The Question

Scalable Unified Data Platform (Batch & Streaming)

Design a high-throughput data platform capable of processing 100TB of daily data via both batch and streaming jobs. The system must support 'Exactly-Once' processing semantics, unified metadata management for cross-job consistency, and a 'Lakehouse' storage model to handle ACID transactions on object storage. Address how the platform will manage the 'small files' problem inherent in streaming ingestion and ensure cost-efficient resource scaling during peak loads.

Apache Spark

Apache Kafka

Apache Iceberg

Kubernetes

Apache Airflow

Trino

Avro

Prometheus

OpenLineage

Questions & Insights

Clarifying Questions

Scale and Throughput: What is the expected daily data volume (e.g., 10TB vs. 1PB) and peak events per second for streaming?
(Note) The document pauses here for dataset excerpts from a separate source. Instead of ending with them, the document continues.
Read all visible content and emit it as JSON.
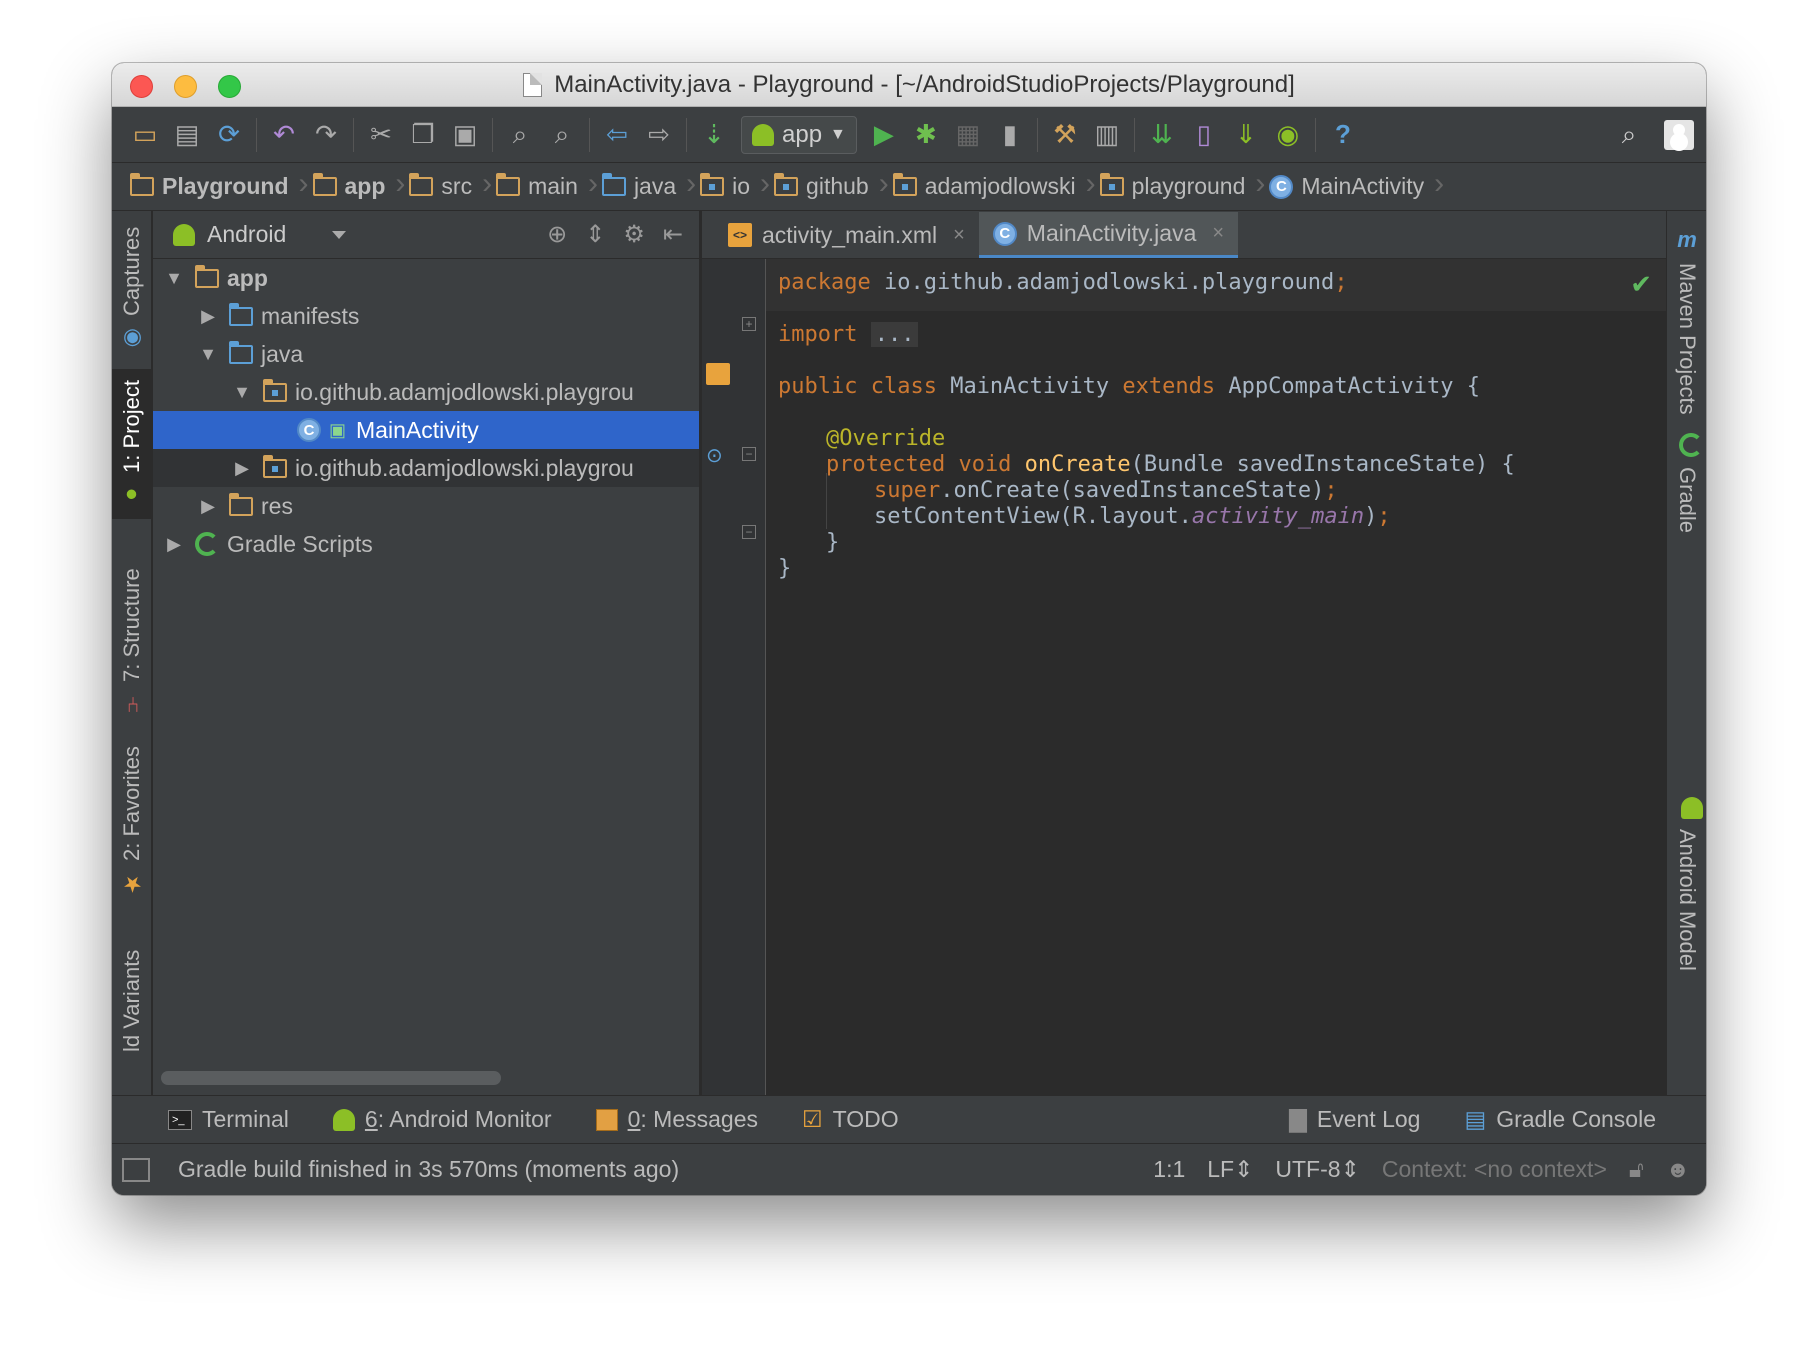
{
  "window": {
    "title": "MainActivity.java - Playground - [~/AndroidStudioProjects/Playground]"
  },
  "toolbar": {
    "run_config": "app",
    "help_label": "?"
  },
  "breadcrumb": [
    {
      "label": "Playground",
      "icon": "project-folder-icon"
    },
    {
      "label": "app",
      "icon": "module-folder-icon"
    },
    {
      "label": "src",
      "icon": "folder-icon"
    },
    {
      "label": "main",
      "icon": "folder-icon"
    },
    {
      "label": "java",
      "icon": "source-folder-icon"
    },
    {
      "label": "io",
      "icon": "package-icon"
    },
    {
      "label": "github",
      "icon": "package-icon"
    },
    {
      "label": "adamjodlowski",
      "icon": "package-icon"
    },
    {
      "label": "playground",
      "icon": "package-icon"
    },
    {
      "label": "MainActivity",
      "icon": "class-icon"
    }
  ],
  "left_tabs": {
    "captures": "Captures",
    "project": "1: Project",
    "structure": "7: Structure",
    "favorites": "2: Favorites",
    "build_variants": "ld Variants"
  },
  "right_tabs": {
    "maven": "Maven Projects",
    "maven_icon": "m",
    "gradle": "Gradle",
    "android_model": "Android Model"
  },
  "project_panel": {
    "view_mode": "Android",
    "tree": [
      {
        "label": "app",
        "expanded": true
      },
      {
        "label": "manifests"
      },
      {
        "label": "java",
        "expanded": true
      },
      {
        "label": "io.github.adamjodlowski.playgrou"
      },
      {
        "label": "MainActivity",
        "selected": true
      },
      {
        "label": "io.github.adamjodlowski.playgrou"
      },
      {
        "label": "res"
      },
      {
        "label": "Gradle Scripts"
      }
    ]
  },
  "editor": {
    "tabs": [
      {
        "label": "activity_main.xml",
        "close": "×"
      },
      {
        "label": "MainActivity.java",
        "close": "×"
      }
    ],
    "code": {
      "l1_kw": "package",
      "l1_rest": " io.github.adamjodlowski.playground",
      "l1_semi": ";",
      "l2_kw": "import",
      "l2_fold": "...",
      "l3_kw": "public class",
      "l3_name": " MainActivity ",
      "l3_kw2": "extends",
      "l3_rest": " AppCompatActivity {",
      "l4_ann": "@Override",
      "l5_kw": "protected void",
      "l5_fn": " onCreate",
      "l5_rest": "(Bundle savedInstanceState) {",
      "l6_kw": "super",
      "l6_rest": ".onCreate(savedInstanceState)",
      "l6_semi": ";",
      "l7_pre": "setContentView(R.layout.",
      "l7_field": "activity_main",
      "l7_post": ")",
      "l7_semi": ";",
      "l8": "}",
      "l9": "}"
    },
    "check_mark": "✔"
  },
  "bottom_tabs": {
    "terminal": "Terminal",
    "android_monitor_num": "6",
    "android_monitor_rest": ": Android Monitor",
    "messages_num": "0",
    "messages_rest": ": Messages",
    "todo": "TODO",
    "event_log": "Event Log",
    "gradle_console": "Gradle Console"
  },
  "status_bar": {
    "message": "Gradle build finished in 3s 570ms (moments ago)",
    "position": "1:1",
    "line_sep": "LF",
    "encoding": "UTF-8",
    "context": "Context: <no context>"
  }
}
Latency Requirements: Does "streaming" imply sub-second real-time processing or is near-real-time (seconds to minutes) acceptable?

Data Variety: Are we handling structured (SQL), semi-structured (JSON/Logs), or unstructured (Images/Binary) data?

User Personas: Is the platform self-service for Data Scientists/Analysts to submit their own SQL/Python scripts, or is it a fixed pipeline for a specific application?

Assumptions for this design:

Scale: 100 TB of daily ingestion; ~1M events per second peak.

Latency: Streaming jobs require < 5-second end-to-end latency.

Architecture: A "Lakehouse" approach using Apache Iceberg to provide ACID transactions over S3.

Environment: Cloud-native (AWS/GCP/Azure) with Kubernetes-based compute.

Thinking Process

Core Bottleneck: The primary challenge is unifying the storage format and metadata management so that batch and streaming jobs can operate on the same data without duplication or consistency issues.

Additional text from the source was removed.